Specimens of fingernails and toenails are composed of a protein called keratin, a combination of different molecular weight keratin proteins densely packed together. The result is a very strong, tough and hard structure.

Fingernail or toenail specimens may be received in the laboratory for histology. Usually, the clinician suspects a fungal infection. If this is the case, the specimen will be routinely processed into paraffin for hematoxylin and eosin (H&E) staining.

Additionally, periodic acid Schiff's stain and/or Gomori's methenamine silver stain will be done to detect the presence of fungi.

In some cases, a malignant melanoma may be suspected.

Thus, the nail with underlying nail bed must be routinely processed into paraffin for H&E staining and other special stains that may include Fontana-Masson and/or IHC stains (Figs. 3 and 4).

The nail must first be fixed thoroughly in formaldehyde. After fixation, the nail should be held overnight in nail softening solution, which will soften and continue to fix the nail.

Other keratin softeners may be employed. Some histologists use 0.5 percent sodium hydroxide; however, if the nail is left for too long in this solution, it may dissolve.

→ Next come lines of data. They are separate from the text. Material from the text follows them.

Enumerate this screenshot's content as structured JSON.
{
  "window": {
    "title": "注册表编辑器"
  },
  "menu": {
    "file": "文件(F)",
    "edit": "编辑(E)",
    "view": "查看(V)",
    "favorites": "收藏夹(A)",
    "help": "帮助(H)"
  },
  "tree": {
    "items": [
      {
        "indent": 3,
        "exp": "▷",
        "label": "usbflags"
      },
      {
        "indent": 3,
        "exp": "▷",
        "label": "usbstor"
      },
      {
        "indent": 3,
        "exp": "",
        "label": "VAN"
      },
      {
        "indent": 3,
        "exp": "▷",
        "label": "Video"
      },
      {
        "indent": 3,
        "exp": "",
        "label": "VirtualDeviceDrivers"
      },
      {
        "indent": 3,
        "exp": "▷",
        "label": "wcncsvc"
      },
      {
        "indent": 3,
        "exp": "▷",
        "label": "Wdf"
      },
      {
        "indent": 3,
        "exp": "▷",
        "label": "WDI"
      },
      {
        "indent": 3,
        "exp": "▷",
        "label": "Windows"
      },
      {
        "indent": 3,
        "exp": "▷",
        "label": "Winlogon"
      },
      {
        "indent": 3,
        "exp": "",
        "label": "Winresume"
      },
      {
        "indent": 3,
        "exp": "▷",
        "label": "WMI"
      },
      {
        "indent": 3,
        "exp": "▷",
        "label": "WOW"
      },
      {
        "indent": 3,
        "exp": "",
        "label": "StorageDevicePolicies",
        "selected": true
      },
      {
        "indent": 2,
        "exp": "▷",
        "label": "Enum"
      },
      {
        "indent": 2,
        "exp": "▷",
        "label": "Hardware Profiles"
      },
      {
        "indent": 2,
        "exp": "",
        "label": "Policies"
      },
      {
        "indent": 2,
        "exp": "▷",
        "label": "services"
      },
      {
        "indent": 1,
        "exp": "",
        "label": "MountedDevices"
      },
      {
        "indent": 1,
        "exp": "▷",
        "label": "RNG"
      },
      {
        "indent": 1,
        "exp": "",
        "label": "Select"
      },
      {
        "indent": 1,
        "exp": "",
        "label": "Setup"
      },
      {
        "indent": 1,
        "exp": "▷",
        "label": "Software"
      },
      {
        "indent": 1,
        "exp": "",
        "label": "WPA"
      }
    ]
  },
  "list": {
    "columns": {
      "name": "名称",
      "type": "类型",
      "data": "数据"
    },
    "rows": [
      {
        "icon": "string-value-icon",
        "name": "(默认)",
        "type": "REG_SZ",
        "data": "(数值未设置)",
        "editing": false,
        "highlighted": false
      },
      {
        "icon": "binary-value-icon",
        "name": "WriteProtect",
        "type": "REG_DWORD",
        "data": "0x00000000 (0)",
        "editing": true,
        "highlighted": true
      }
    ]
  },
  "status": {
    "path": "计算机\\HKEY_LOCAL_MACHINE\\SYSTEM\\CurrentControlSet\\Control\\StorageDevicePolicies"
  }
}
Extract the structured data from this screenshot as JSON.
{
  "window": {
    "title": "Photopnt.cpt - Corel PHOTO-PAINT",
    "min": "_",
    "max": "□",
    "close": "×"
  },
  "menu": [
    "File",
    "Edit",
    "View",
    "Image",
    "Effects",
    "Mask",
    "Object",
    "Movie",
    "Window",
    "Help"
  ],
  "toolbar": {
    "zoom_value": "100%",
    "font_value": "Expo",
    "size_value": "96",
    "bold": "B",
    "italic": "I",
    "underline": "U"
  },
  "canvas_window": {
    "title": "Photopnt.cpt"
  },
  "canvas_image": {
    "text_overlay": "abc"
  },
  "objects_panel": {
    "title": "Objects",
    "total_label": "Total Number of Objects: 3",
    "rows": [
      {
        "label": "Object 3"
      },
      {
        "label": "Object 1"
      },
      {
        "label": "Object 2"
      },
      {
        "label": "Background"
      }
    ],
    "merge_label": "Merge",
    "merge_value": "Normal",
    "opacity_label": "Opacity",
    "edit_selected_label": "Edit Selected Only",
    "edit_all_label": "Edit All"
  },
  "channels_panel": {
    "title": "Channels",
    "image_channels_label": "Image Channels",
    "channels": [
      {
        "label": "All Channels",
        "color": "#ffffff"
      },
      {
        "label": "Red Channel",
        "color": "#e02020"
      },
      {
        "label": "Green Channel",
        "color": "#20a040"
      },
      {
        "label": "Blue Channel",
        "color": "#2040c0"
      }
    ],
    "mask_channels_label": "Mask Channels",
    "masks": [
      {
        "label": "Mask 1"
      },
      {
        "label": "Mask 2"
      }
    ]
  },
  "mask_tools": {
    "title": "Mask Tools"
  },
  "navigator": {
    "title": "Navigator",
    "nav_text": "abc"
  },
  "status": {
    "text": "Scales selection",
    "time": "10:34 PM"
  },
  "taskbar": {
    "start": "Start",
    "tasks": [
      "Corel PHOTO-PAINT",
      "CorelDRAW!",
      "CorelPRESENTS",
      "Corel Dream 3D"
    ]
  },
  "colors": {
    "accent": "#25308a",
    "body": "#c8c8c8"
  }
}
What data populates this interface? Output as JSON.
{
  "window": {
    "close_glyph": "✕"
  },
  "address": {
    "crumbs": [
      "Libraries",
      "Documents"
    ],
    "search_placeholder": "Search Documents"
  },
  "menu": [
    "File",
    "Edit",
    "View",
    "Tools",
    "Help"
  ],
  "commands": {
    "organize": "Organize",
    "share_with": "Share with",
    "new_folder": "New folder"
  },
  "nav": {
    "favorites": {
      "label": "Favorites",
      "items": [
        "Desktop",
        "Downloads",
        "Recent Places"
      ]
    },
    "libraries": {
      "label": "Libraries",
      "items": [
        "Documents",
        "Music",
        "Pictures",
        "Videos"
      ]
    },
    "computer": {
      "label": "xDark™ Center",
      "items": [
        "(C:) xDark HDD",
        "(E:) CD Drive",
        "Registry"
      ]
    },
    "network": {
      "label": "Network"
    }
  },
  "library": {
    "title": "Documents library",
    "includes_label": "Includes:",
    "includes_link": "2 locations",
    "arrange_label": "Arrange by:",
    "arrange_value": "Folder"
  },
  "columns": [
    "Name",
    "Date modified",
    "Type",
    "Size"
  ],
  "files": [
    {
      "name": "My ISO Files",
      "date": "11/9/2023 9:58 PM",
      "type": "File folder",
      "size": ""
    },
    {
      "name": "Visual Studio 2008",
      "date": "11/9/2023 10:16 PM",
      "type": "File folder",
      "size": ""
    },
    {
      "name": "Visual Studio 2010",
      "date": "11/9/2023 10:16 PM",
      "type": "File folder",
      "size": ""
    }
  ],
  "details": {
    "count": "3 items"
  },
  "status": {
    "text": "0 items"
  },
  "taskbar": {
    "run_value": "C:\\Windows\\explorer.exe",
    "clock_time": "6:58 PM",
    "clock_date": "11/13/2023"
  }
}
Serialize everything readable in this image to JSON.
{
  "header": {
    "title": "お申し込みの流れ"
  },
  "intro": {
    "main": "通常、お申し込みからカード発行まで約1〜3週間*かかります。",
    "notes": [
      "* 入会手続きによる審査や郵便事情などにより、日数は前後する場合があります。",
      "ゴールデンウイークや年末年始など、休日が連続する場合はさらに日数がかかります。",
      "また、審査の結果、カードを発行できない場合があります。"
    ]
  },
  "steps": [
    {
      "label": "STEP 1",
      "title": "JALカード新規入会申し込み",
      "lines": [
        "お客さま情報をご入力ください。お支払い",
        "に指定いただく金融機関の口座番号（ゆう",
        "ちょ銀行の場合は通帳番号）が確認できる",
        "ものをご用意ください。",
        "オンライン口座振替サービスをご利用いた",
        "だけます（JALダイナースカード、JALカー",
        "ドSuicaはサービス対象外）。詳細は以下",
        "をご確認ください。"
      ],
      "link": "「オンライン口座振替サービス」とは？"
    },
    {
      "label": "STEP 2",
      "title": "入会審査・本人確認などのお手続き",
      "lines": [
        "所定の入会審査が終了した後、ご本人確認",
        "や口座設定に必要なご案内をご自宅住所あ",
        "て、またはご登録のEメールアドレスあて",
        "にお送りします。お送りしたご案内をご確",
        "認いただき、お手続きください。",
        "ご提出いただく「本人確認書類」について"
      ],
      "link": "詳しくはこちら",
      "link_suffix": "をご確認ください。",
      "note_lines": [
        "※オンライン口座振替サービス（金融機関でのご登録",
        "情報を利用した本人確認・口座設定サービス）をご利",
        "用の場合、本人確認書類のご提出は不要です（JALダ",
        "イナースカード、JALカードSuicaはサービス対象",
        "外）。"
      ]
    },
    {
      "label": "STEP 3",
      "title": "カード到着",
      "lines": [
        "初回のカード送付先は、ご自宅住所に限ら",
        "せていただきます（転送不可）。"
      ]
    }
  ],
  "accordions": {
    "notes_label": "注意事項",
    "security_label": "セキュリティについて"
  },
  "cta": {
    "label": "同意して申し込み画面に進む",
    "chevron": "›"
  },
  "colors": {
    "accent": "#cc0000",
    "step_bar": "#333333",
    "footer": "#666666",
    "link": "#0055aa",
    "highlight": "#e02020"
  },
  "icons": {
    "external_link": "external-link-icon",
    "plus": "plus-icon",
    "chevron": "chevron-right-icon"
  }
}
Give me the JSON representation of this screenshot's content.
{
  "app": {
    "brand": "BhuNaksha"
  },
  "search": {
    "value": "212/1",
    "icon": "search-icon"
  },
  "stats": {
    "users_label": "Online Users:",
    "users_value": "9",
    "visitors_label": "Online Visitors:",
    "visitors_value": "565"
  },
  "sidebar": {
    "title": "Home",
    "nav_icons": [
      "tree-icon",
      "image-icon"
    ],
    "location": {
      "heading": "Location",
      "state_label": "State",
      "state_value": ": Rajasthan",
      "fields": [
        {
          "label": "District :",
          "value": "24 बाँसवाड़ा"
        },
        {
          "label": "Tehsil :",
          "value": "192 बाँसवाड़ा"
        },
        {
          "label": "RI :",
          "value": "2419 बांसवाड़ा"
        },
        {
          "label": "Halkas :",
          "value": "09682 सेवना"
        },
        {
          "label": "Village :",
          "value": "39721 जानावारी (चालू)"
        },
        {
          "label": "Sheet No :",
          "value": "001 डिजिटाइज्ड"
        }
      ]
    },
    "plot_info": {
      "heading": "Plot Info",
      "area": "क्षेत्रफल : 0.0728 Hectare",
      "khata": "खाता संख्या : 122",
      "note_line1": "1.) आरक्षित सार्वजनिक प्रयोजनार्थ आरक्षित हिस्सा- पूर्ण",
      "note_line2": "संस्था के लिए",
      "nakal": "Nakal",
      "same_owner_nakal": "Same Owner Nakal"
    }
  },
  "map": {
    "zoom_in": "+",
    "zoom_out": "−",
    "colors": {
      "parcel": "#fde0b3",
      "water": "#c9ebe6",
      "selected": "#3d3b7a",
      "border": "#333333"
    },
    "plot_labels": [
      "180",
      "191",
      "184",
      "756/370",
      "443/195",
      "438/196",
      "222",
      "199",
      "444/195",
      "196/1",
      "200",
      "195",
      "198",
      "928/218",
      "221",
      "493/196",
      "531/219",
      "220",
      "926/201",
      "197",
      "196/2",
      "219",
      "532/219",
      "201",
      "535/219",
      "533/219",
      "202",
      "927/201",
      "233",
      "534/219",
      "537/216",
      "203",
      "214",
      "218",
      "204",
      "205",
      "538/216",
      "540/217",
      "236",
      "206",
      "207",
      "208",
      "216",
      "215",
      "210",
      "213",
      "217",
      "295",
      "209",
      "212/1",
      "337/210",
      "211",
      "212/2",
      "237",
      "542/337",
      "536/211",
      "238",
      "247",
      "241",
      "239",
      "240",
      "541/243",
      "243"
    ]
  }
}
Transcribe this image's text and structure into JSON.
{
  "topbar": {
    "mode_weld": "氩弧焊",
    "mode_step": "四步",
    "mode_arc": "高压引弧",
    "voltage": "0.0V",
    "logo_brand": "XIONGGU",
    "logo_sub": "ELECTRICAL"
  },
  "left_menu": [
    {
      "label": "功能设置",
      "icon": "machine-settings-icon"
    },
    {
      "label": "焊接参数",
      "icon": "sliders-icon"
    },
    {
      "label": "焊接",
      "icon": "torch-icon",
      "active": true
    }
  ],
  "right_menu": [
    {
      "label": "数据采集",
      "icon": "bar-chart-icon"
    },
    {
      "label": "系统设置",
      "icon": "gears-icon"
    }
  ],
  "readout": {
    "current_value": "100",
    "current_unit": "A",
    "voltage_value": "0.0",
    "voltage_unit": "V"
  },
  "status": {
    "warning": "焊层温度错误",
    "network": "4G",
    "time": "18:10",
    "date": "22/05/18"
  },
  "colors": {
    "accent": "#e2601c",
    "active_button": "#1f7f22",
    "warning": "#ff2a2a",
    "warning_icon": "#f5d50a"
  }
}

The following day, the specimen may be processed routinely into a paraffin block. After cutting, the sections should be picked up on gelatin coated slides.

This ensures that the sections will adhere to the slide during H&E, PAS and immunohistochemical staining. To save time, multiple unstained slides may be cut and saved at the time of initial microtomy.

Procedures 2 and 3 summarize these protocols (www.advanceweb.com/mlp).

The methods described here result in high-quality microscope slides of decalcified bone and nail specimens on a consistent basis.

Clifford M. Chapman is technical director, Strata Pathology Services Inc., Lexington, MA.